Friday, October 31, 2008
By Stephanie Prange | Posted: October 07, 2008
The supply chain has been hit again at the Entertainment Supply Chain Academy Europe conference in Prague. After several bags went missing, the morning the supply chain for hot water took a hit. Are the supply chain gods trying to prove a point?
Still, attendees were braced for some interesting panels, including one on digital delivery.
Futuresource projects digital delivery will be 14% of annual video revenue by 2012. Right now, hardware-linked services such as iTunes and Xbox Live dominate the pay business, with Sony’s PlayStation 3 poised to be a key player, said Futuresource analyst Alison Casey. On the ad-supported front, studio-backed Hulu has been surprisingly popular, she said, generating 100 million streams in July. That compares to only 7.3 million paid downloads for iTunes.
“A lot of people are willing to sit through the commercials if they can get content for free,” Casey said.
Most of the ad-supported content is TV content, she conceded, with movies more dominant in the pay arena.
One panelist noted that in talking about electronic delivery revenue growth, the industry needs to take profitability into account as well.
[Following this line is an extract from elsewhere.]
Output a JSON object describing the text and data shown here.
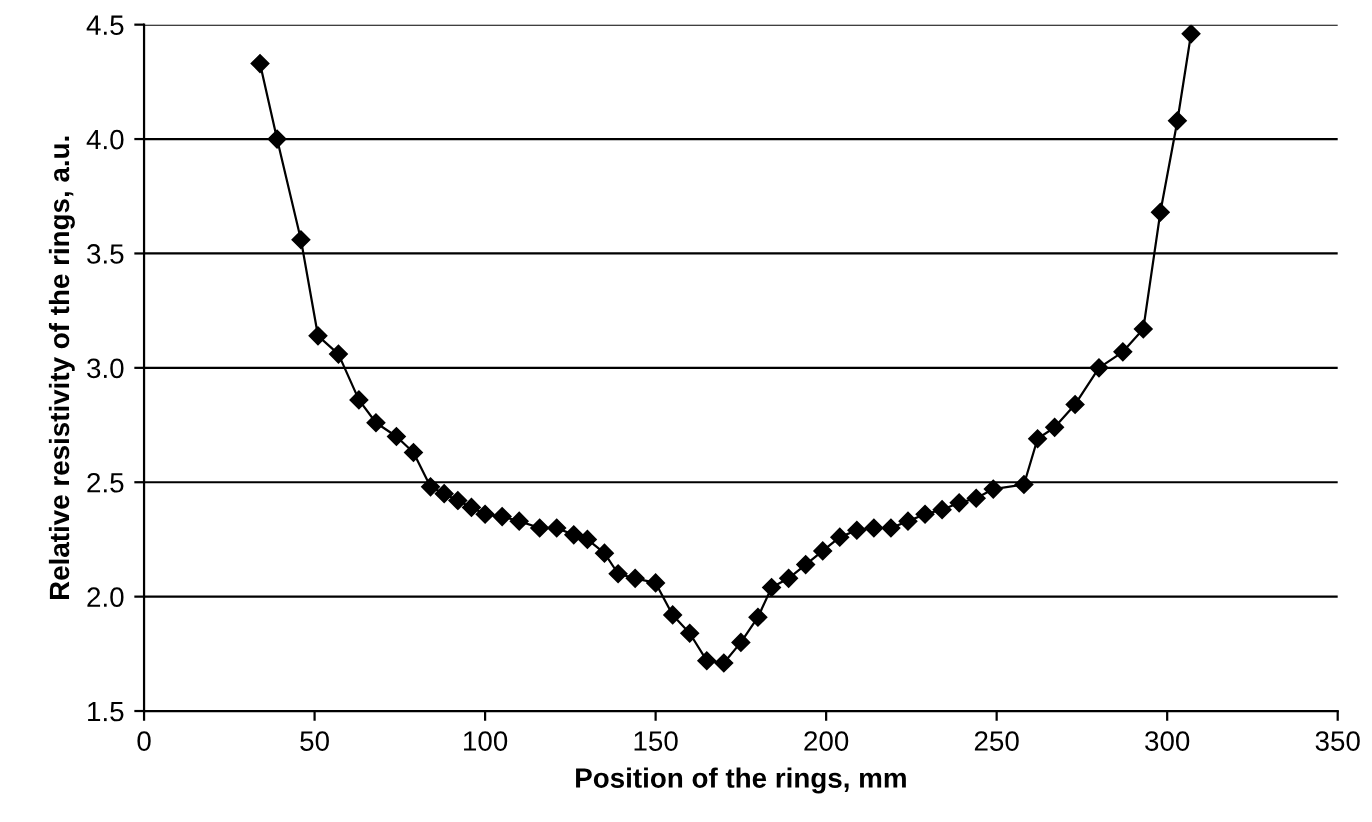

I couldn’t agree more. Entertainment content can’t just be a means to help Apple sell iPods or Microsoft sell Xbox 360s. It’s got to offer profit for the content suppliers and creators.
Also, electronic delivery may prove a draw for rentals, but the electronic sellthrough model seems more problematic, especially for movies. Once consumers download movies, where will they store them? On a fragile hard drive or in the Internet cloud where they’ve got no direct control?
I still think the disc is the most stable, convenient storage device for high quality video. When hard drives don’t break every couple of years, maybe I’ll change my mind.
Editor in chief Stephanie Prange, in track suit, hosting a panel at ESCA Europe.